Any resorts anyone has stayed at that would not require a car on this coast?  We are fine to what we could bus and train to.  I know we will not be able to see as much, but we only have a week anyway.


----------



## Laurie (Apr 4, 2010)

Have stayed at Le Golfe Bleu in Roquebrune, which wouldn't require a car. We had one, but only used it about half the time - otherwise we walked and used the frequent bus system, the bus stop is almost right out the door. The location was great.

Any resort in Nice or Monaco wouldn't require a car. And any resort in the string of towns right along the coast would probably be fine, since there's really good bus and train service. Going inland is more problematic.

You didn't say what exchange company you're using or hope to use, but check out train and bus route maps, I bet you can find those on google.


----------



## Carolinian (Apr 5, 2010)

Some years ago, I did a trade through DAE for a summer week at Marina Baie des Anges in Villaneuve-Loubet.  It is a Club la Costa resort, that also used to trade through RCI, but does not anymore.  However, there are two resorts that do trade through RCI in the same complex, Club Vacances #1 and Club Vacances #6.

This was a great location for getting around without a car, as there was a halt for the local coastal train less than half a block from the resort.  The local trains were frequent and cheap and a much better way to get around than the bus. The only major destination on the Cote d'Azur that was not reachable by train was St. Tropez, but you could get near enough to it by train, to then take a ferry or a bus the rest of the way.


----------



## macdebbie (Apr 5, 2010)

We have reosrts which are both II and RCI so I can use either for the trade, though it appears that RCI has better picks in Europe?


----------



## Carolinian (Apr 6, 2010)

macdebbie said:


> We have reosrts which are both II and RCI so I can use either for the trade, though it appears that RCI has better picks in Europe?

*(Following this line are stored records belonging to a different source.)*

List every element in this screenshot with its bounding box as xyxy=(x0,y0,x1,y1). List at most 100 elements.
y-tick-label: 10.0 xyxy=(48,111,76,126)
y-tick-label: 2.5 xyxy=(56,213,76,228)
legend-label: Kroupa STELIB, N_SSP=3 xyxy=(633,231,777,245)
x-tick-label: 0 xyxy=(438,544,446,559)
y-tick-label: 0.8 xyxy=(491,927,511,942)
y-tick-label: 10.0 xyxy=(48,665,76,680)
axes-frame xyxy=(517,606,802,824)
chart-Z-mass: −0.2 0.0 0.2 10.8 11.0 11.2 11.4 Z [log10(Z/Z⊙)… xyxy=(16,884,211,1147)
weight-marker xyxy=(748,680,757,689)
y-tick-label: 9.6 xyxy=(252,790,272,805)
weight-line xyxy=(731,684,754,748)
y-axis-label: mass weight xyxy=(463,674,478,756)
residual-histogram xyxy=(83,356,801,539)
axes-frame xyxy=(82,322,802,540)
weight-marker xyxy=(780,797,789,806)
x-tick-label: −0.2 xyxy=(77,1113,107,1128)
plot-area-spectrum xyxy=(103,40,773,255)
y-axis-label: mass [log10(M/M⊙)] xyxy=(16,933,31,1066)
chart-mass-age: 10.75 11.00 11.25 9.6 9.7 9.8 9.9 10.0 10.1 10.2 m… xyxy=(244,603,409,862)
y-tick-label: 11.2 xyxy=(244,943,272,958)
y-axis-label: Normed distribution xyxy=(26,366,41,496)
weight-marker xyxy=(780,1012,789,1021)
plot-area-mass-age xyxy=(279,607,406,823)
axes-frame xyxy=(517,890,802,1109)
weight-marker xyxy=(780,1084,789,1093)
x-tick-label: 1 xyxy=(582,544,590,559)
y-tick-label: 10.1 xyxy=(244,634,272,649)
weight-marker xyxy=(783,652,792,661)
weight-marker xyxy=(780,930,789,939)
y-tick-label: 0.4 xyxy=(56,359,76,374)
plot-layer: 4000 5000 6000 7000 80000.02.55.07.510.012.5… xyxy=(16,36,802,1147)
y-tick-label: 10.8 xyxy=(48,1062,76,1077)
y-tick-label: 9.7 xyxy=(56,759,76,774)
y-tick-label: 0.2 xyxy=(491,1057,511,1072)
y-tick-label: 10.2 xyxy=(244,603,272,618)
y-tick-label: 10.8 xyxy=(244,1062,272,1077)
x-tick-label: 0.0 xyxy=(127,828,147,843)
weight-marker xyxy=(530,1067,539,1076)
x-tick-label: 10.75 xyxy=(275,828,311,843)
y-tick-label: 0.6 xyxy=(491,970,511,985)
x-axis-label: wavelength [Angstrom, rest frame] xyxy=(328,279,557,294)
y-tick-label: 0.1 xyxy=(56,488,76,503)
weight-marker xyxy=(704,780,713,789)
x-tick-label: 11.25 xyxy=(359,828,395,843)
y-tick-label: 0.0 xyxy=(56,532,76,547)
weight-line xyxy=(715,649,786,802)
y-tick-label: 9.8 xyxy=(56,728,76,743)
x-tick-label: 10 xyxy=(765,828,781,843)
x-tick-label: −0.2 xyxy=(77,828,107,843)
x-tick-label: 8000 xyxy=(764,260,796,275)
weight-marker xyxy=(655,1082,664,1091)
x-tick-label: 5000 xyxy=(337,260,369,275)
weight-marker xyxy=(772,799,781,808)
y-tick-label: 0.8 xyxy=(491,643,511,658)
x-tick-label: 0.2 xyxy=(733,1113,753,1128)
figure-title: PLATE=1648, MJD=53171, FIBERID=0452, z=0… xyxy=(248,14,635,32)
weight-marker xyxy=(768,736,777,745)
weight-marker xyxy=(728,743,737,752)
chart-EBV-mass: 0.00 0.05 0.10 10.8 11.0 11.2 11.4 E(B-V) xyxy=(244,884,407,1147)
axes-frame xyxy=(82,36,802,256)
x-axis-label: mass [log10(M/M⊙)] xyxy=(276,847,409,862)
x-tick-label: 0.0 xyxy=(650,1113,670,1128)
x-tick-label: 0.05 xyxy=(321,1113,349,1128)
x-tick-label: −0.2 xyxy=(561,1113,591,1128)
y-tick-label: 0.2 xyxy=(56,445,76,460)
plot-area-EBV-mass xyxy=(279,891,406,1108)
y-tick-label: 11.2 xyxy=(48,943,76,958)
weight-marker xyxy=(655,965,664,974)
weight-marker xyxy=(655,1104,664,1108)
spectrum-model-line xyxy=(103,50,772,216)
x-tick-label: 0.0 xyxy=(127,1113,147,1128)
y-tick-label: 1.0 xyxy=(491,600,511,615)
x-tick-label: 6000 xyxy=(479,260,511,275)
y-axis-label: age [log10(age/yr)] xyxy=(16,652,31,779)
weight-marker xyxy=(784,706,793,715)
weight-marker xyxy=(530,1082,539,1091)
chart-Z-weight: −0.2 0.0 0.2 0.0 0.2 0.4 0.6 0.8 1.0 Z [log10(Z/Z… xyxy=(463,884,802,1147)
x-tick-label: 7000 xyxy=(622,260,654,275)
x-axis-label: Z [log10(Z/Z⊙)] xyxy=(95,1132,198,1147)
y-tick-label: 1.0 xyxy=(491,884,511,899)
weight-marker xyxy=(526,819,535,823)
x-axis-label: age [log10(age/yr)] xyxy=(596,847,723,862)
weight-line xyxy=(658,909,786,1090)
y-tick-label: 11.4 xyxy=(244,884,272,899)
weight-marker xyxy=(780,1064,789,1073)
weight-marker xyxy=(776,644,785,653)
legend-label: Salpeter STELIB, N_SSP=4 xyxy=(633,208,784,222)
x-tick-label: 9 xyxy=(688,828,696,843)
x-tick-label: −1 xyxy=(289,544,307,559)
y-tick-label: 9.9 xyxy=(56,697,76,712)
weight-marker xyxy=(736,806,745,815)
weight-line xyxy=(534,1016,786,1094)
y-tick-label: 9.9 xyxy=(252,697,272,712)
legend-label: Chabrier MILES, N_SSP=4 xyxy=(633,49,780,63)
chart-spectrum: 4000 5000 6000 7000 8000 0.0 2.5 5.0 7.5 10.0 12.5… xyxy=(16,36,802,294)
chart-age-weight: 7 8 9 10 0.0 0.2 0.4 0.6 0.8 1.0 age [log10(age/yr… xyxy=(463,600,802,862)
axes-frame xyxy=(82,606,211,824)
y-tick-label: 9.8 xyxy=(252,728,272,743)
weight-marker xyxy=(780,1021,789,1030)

DAE will probably take your resorts as a deposit.  They have free membership and a request first system.  It would pay to put in a request with them.  Occaisionally I have seen the Cote d'Azur availible online with them, but the best bet is getting them to go through their trading partner Club la Costa to get a week a Marina Baie des Anges, which is what I did.  While Donita Cilch was with them, she had a great relationship with Club la Costa and got me one of their summer UK canalboats as well as the Riviera.  Of their current staff, I am not sure who to refer you to.  Since I moved to Europe, I now use the UK office rather than the US one.


----------